BIA operations vary, but each provides a united voice on a variety of issues, including crime and safety, road construction, improved streetscapes, and marketing and promotions.
Overall, Li says, they stimulate investment in, and development of, new businesses in Calgary’s best-known neighbourhoods.
In a year-long process, BIAs are initiated by businesses themselves – with a minimum of 25 per cent support – and are approved by city council.
A budget is set through a member levy, paid in addition to regular business taxes.
“We manage our fate ourselves … while making the area a hospitable place to shop, have a business and to live.” – Bob van Wegen, Marda Loop BIA executive director
Existing BIAs range in size, from the 60 members of Mainstreet Bowness to the Calgary Downtown Association’s 2,500 plus. Some are volunteer-run, while others have paid staff.
Li says BIAs acts as one-stop shops, interacting with all City services and programs, as well as community associations.
In addition, she says many well-known Calgary events, such as Fourth Street’s Lilac Festival, Marda Loop’s Marda Gras and the Inglewood Night Market, were launched by BIAs.
Bob van Wegen, executive director of the 150-member Marda Loop BIA, says the key benefit is collaboration among businesses, the City and the community.
“We manage our fate ourselves – pooling resources, sharing advertising space, dealing with graffiti, making sure businesses have a strong social media presence – while making the area a hospitable place to shop, have a business and to live,” he said.
Marda Loop’s name came from a BIA contest, and proved to be so popular that area residents also adopted it for the Marda Loop Communities Association, which encompasses South Calgary, Altadore, River Park and Garrison Woods.
As residential development grows, van Wegen says, so does the size of community events – 35,000 Calgarians are expected to turn out for Marda Gras on Aug. 12 – and the BIA is considering business loyalty programs for area residents.

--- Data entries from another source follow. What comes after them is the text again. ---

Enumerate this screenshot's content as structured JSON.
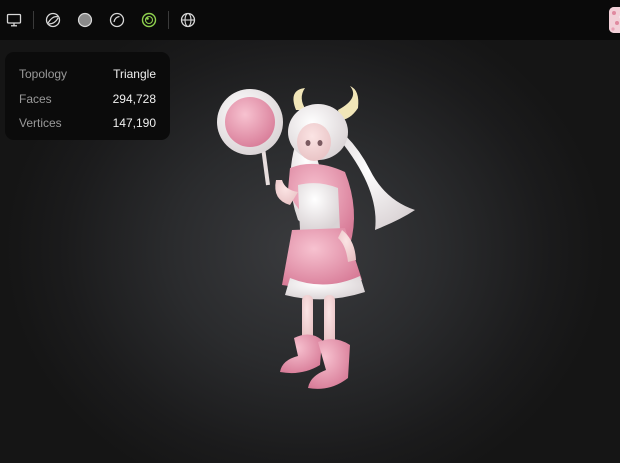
{
  "toolbar": {
    "icons": [
      "monitor-icon",
      "wireframe-sphere-icon",
      "solid-sphere-icon",
      "outline-sphere-icon",
      "textured-sphere-icon",
      "globe-icon"
    ],
    "active_color": "#8fd14f"
  },
  "stats": {
    "rows": [
      {
        "label": "Topology",
        "value": "Triangle"
      },
      {
        "label": "Faces",
        "value": "294,728"
      },
      {
        "label": "Vertices",
        "value": "147,190"
      }
    ]
  },
  "colors": {
    "background": "#2a2b2d",
    "toolbar": "#0a0a0a",
    "panel": "#0b0b0b",
    "model_pink": "#e89ab0",
    "model_white": "#f2eeee"
  }
}
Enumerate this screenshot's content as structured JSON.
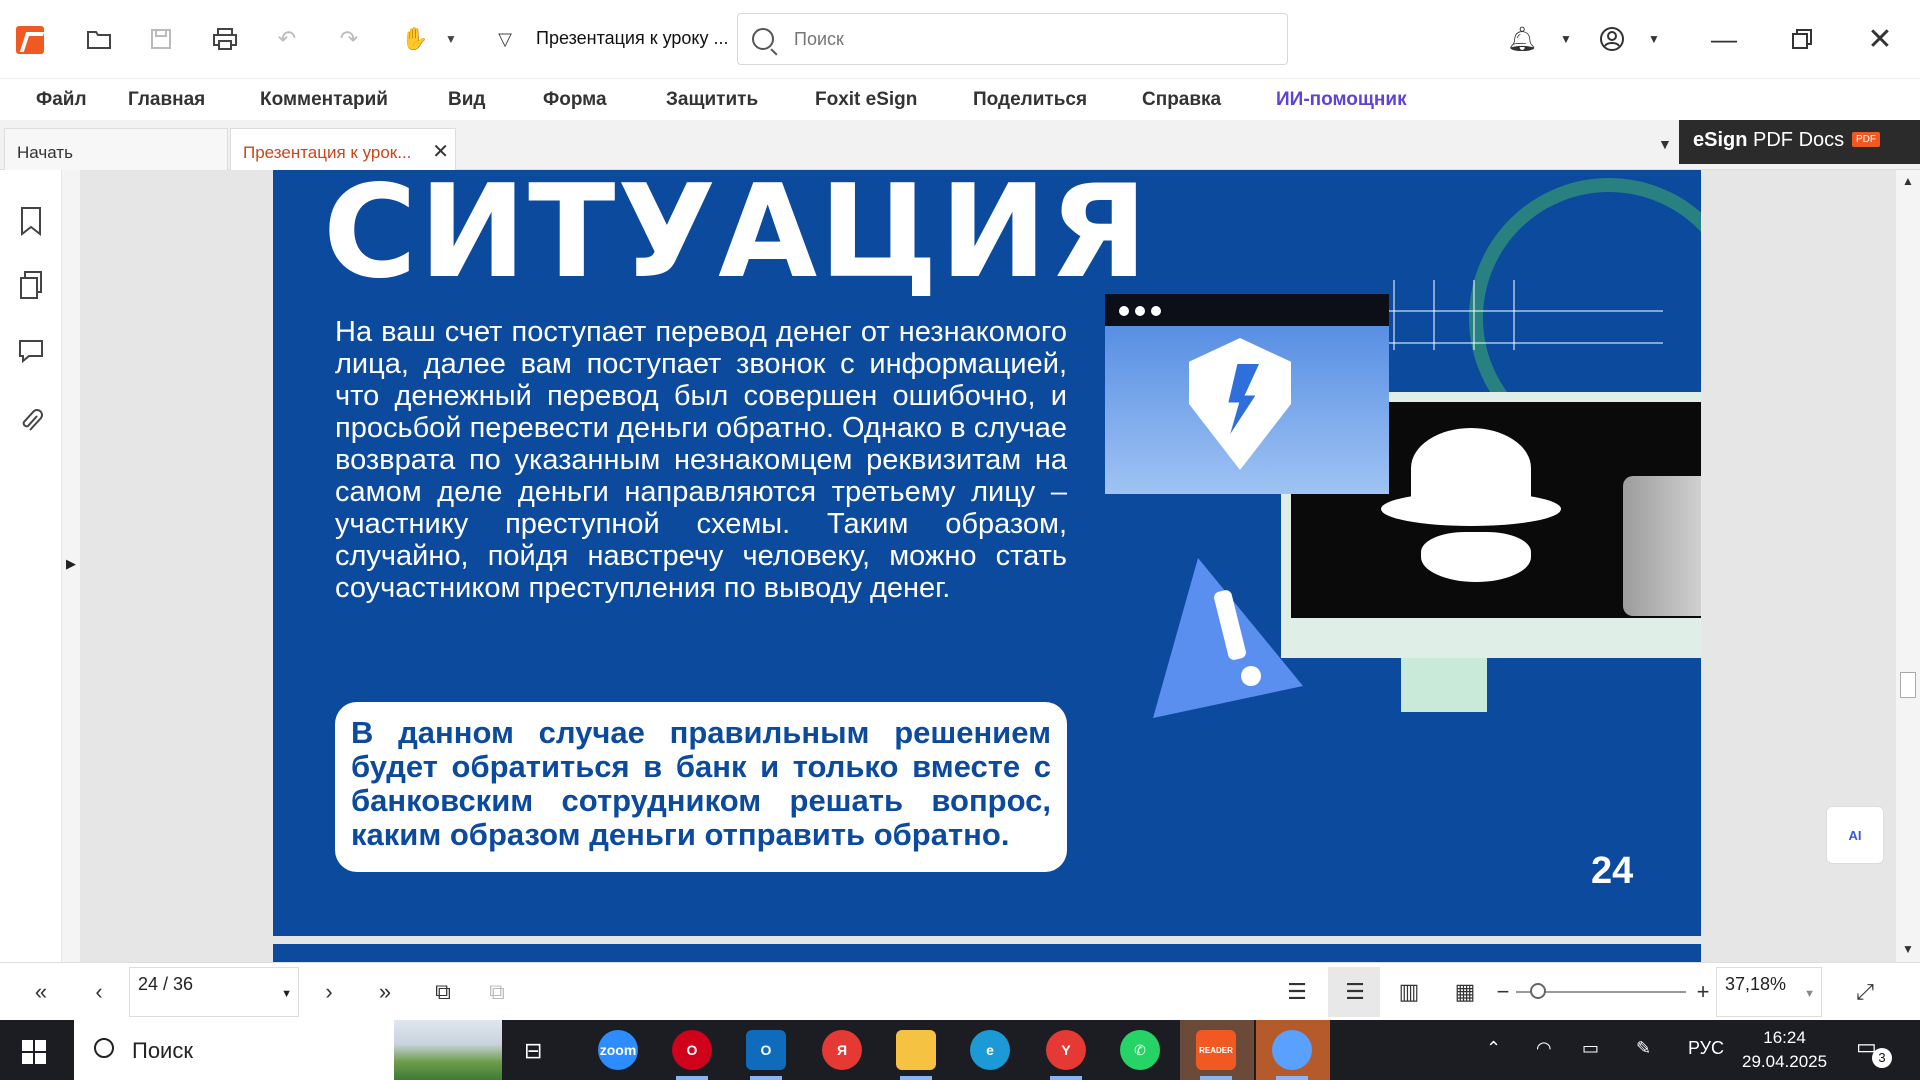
{
  "titlebar": {
    "doc_title": "Презентация к уроку ...",
    "search_placeholder": "Поиск"
  },
  "menu": {
    "items": [
      "Файл",
      "Главная",
      "Комментарий",
      "Вид",
      "Форма",
      "Защитить",
      "Foxit eSign",
      "Поделиться",
      "Справка",
      "ИИ-помощник"
    ]
  },
  "tabs": [
    {
      "label": "Начать",
      "active": false
    },
    {
      "label": "Презентация к урок...",
      "active": true
    }
  ],
  "esign": {
    "brand": "eSign",
    "text": "PDF Docs",
    "badge": "PDF"
  },
  "slide": {
    "heading": "СИТУАЦИЯ",
    "body": "На ваш счет поступает перевод денег от незнакомого лица, далее вам поступает звонок с информацией, что денежный перевод был совершен ошибочно, и просьбой перевести деньги обратно. Однако в случае возврата по указанным незнакомцем реквизитам на самом деле деньги направляются третьему лицу – участнику преступной схемы. Таким образом, случайно, пойдя навстречу человеку, можно стать соучастником преступления по выводу денег.",
    "callout": "В данном случае правильным решением будет обратиться в банк и только вместе с банковским сотрудником решать вопрос, каким образом деньги отправить обратно.",
    "page_number": "24"
  },
  "status": {
    "page_display": "24 / 36",
    "zoom": "37,18%",
    "zoom_fraction": 0.13
  },
  "ai_bubble": "AI",
  "taskbar": {
    "search_label": "Поиск",
    "apps": [
      {
        "name": "zoom",
        "label": "zoom",
        "color": "#2d8cff"
      },
      {
        "name": "opera",
        "label": "O",
        "color": "#d0021b"
      },
      {
        "name": "outlook",
        "label": "O",
        "color": "#0f6cbd"
      },
      {
        "name": "yandex",
        "label": "Я",
        "color": "#e53935"
      },
      {
        "name": "explorer",
        "label": "",
        "color": "#f5c242"
      },
      {
        "name": "edge",
        "label": "e",
        "color": "#1c9ad6"
      },
      {
        "name": "yandex-browser",
        "label": "Y",
        "color": "#e53935"
      },
      {
        "name": "whatsapp",
        "label": "✆",
        "color": "#25d366"
      },
      {
        "name": "foxit-reader",
        "label": "READER",
        "color": "#f05a22"
      },
      {
        "name": "app-wave",
        "label": "",
        "color": "#5aa0ff"
      }
    ],
    "language": "РУС",
    "time": "16:24",
    "date": "29.04.2025",
    "notifications": "3"
  }
}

In the northwest, Montgomery’s 113-member BIA was revived six years ago and rebranded Montgomery on the Bow.
“The community (surrounded by the Bow on three sides) is changing,” said Montgomery on the Bow BIA president Leon Nellissen. “The new name indicates its flair and renewal.”
In the past, many businesses didn’t see the benefits of collaboration, but continued residential growth has been matched by business expansion, with new restaurants, offices and medical centres added to a wide range of mom-and-pop outlets.
Nellissen says this growth has created input needs on everything from parking options to road construction, bike lanes, graffiti, and the renaming of Bowness Road as Shouldice Road.
The newest kid on the BIA block
Approved by council last November, the Highland Industrial Park (HIPville) BIA represents over 300 businesses in the city’s first industrial area BIA.
Don Cook, owner of We Kare Automotive for 35 years, is president of the new BIA, although he initially led the charge against its formation.
“We weren’t opposed to a business association, we just didn’t agree with the model,” he said. The BIA’s first volunteer board is now trying to “make it work for what the businesses want, in a fiscally responsible way.”
HIPville has the most diverse membership among Calgary’s BIAs. Businesses in the area include manufacturing, accounting, legal, light industrial, pet care, restaurants, a recycling yard, some retail, and about five fitness businesses. It is also known as an incubator area for start-up businesses.
Cook expects it will take over a year to set up the industrial BIA structure for what has little precedent anywhere.
That means developing lines of consultation with members on issues like security and maintenance, and direct communication with the City, as residential development continues around the industrial area.